A $5 chip that talks to DeepSeek and controls your lights
XiaoZhi crams a voice-activated LLM chatbot onto ESP32 hardware, using the MCP protocol to bridge AI models with physical devices.

What it does
XiaoZhi is a voice-interaction firmware for ESP32 microcontrollers. It handles wake-word detection, streaming speech recognition, LLM inference via Qwen or DeepSeek, and text-to-speech — all on a chip that costs less than a coffee. The project also supports 4G connectivity, speaker recognition, and emoji-capable displays.
The interesting bit
The project treats MCP (Model Context Protocol) as the universal glue: device-side MCP exposes hardware controls like LEDs and servos, while cloud-side MCP extends the LLM to smart home gear, desktop automation, even email. This means the same voice that tells you the weather can dim your lights or check your calendar, with the model deciding which tool to call.
Key highlights
- Supports 70+ hardware variants from breadboards to commercial dev boards (M5Stack, LILYGO, Waveshare, etc.)

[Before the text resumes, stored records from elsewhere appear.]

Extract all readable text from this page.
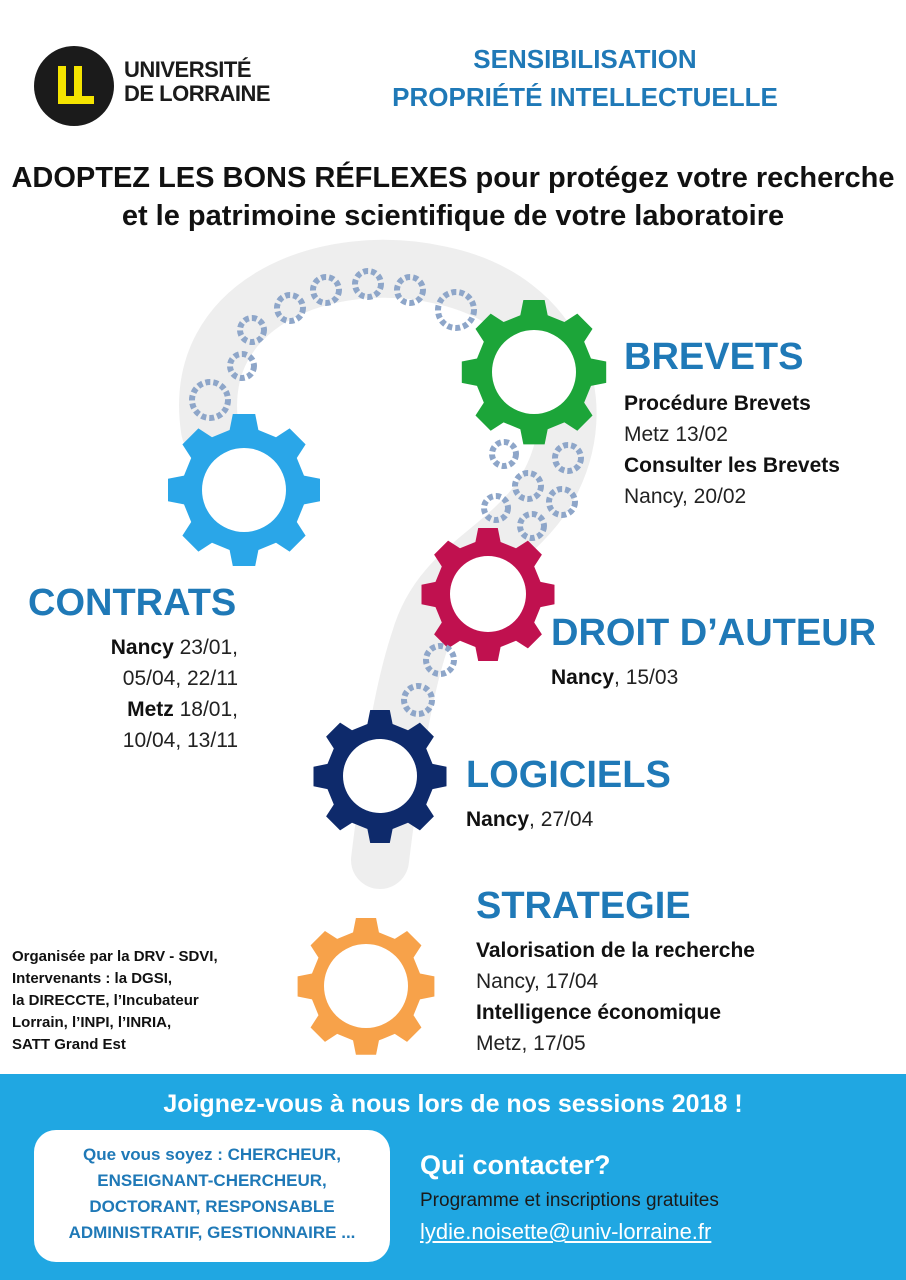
UNIVERSITÉ
DE LORRAINE
SENSIBILISATION
PROPRIÉTÉ INTELLECTUELLE
ADOPTEZ LES BONS RÉFLEXES pour protégez votre recherche
et le patrimoine scientifique de votre laboratoire
BREVETS
Procédure Brevets
Metz 13/02
Consulter les Brevets
Nancy, 20/02
CONTRATS
Nancy 23/01,
05/04, 22/11
Metz 18/01,
10/04, 13/11
DROIT D’AUTEUR
Nancy, 15/03
LOGICIELS
Nancy, 27/04
STRATEGIE
Valorisation de la recherche
Nancy, 17/04
Intelligence économique
Metz, 17/05
Organisée par la DRV - SDVI,
Intervenants : la DGSI,
la DIRECCTE, l’Incubateur
Lorrain, l’INPI, l’INRIA,
SATT Grand Est
Joignez-vous à nous lors de nos sessions 2018 !
Que vous soyez : CHERCHEUR,
ENSEIGNANT-CHERCHEUR,
DOCTORANT, RESPONSABLE
ADMINISTRATIF, GESTIONNAIRE ...
Qui contacter?
Programme et inscriptions gratuites
lydie.noisette@univ-lorraine.fr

- Offline wake-word detection via ESP-SR; audio compressed with OPUS
- Dual protocol support: WebSocket or MQTT+UDP hybrid
- Free tier available through official xiaozhi.me server using Qwen real-time model
- Custom wake words, fonts, and emojis via web-based asset generator
- Active ecosystem: Python, Java, and Go server implementations; Android and Linux clients
Caveats
- v2 firmware breaks OTA compatibility with v1; manual reflash required
- v1 branch maintained only until February 2026
- Documentation and community primarily Chinese-language; English coverage exists but is thinner
Verdict
Hardware hackers and IoT builders who want LLM voice control without a Raspberry Pi budget should grab this. Pure software developers looking for a cloud API should look elsewhere — the value is in the firmware-to-silicon integration.